At the heart is self-esteem. I have it, but it appears to be attached to getting plenty of positive feedback, and when someone doesn’t respect who I think I am, my feelings get hurt. Continuing to hold a grudge reminds me that I value myself and that someone in my orbit doesn’t know who I think I am.
This wanting to have worth recognized seems important enough to apply to all beings. As I move among others, I want to validate for them their worth. I want to take the time, be present, so as to discover how and where they are holding their worth. And, above all, I want them to know that I recognize their value. It takes some care to even partially discover the multifaceted reality that is a human being. And I hold a grudge because a person who should know better (my label) didn’t have the perspicacity to discover the me whom they labeled “Doesn’t matter.”
Okay, so compassion is an option. I could wear this identity label more lightly and be willing to loosen it so as to avoid a lot of insecurity, fear, and suffering. Yes, letting go. That’s a wise practice. Martha Beck in a CNN blog posted April 25, 2008
gives good advice on how to let go. She says, “Be still. The process of releasing your labels without losing yourself begins in stillness. If we hold still long enough, we begin to feel what we really feel and to know what we really know - a prospect so terrifying that some people bolt rather than face it. If you can do this - get used to sitting still until you feel what you feel and know what you know - your labels will start peeling away like onion skins.”
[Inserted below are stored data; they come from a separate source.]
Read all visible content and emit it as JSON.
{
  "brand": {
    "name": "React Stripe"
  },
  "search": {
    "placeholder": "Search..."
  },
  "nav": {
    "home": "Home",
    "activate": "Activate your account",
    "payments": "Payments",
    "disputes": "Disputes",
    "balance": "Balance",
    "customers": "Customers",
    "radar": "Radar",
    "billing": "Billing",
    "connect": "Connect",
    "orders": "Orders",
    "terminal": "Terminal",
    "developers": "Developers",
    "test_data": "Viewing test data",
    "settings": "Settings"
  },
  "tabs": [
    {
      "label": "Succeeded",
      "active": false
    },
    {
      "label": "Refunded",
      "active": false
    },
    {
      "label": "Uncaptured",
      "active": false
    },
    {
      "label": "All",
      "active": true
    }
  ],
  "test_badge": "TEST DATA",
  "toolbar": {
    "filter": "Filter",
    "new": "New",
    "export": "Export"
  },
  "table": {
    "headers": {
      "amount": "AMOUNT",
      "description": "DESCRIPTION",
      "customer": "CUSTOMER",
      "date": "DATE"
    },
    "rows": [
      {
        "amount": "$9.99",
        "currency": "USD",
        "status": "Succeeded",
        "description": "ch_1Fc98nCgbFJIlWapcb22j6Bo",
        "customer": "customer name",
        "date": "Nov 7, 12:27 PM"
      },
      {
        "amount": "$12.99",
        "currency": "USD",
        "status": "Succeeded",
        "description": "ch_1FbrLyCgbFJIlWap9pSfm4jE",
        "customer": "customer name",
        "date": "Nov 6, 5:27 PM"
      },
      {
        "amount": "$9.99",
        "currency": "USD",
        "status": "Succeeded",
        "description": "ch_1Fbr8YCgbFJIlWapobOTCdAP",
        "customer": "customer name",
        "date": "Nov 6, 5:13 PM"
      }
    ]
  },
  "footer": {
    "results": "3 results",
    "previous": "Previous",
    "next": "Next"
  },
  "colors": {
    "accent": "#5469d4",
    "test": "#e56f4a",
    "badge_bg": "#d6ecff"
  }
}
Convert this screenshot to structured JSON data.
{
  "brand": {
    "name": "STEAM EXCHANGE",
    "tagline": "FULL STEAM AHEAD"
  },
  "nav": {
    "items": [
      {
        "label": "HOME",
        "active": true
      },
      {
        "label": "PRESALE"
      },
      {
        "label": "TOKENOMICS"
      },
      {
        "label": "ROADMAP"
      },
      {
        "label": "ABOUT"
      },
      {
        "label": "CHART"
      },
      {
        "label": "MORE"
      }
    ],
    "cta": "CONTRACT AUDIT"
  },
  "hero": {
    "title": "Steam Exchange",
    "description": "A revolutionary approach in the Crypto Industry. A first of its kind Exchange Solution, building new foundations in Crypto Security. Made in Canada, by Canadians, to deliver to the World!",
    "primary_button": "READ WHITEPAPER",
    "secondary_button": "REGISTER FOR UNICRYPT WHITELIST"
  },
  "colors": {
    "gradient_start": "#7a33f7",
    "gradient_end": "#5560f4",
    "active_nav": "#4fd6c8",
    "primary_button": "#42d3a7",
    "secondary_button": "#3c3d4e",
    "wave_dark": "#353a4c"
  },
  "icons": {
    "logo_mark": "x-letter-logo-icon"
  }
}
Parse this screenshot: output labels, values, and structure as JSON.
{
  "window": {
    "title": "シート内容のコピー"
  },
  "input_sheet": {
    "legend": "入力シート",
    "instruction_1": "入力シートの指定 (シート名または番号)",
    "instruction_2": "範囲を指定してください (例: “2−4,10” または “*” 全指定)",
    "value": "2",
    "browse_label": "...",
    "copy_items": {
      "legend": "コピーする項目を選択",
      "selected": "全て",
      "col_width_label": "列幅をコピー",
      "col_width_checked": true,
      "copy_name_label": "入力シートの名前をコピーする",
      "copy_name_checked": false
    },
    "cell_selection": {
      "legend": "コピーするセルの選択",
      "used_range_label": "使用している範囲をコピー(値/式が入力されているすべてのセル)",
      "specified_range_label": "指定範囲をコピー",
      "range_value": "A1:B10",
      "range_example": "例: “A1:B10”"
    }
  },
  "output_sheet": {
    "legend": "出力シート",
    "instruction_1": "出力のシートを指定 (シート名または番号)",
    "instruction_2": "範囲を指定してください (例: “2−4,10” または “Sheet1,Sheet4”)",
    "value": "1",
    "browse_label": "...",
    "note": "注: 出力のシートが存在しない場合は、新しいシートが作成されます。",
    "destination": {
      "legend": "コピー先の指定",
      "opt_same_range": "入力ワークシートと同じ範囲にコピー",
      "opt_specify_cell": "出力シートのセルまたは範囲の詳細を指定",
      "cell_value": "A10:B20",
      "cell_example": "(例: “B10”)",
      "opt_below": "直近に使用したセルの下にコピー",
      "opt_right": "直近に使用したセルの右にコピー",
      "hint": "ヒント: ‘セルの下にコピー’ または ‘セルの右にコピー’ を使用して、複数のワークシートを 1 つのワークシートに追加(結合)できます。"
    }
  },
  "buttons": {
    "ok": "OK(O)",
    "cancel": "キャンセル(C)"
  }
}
What makes it difficult for me to peel away the grudge label is, as I said, the discomfort of forfeiting a reassuringly familiar sense of self, a core identity as a person hungry for approval. Doesn’t make me proud, but I am used to being that person. An even bigger question then becomes who do I think I am if I am not the person I always thought I was.
But Beck promises a pretty big pay off: “Eventually, you will begin to sense a very deep self that defies all labels, a calm soul who has experienced your whole life. . .without ever being dominated or extinguished. This is the you who wears your labels, who can toss the ones you've outgrown [or that never fit in the first place], who will always find another identity to wear when a familiar one disappears.”
Learning to peel away my labels is on-going. “You are what you learn” is Dilbert
creator Scott Adams’ answer to the Who Are You question. And that, to my mind means paying attention to the lessons life presents.
He says there's almost nothing you can't learn your way out of. I read that as an opportunity; if I don't like who I am, I have the option of learning to hold my identity more loosely and with greater compassion. “Life is like a jail with an unlocked, heavy door. You're free the minute you realize the door will open if you simply lean into it,” he says.
Meanwhile there’s a grudge waiting, a heavy door to be pushed open, a label to be loosened.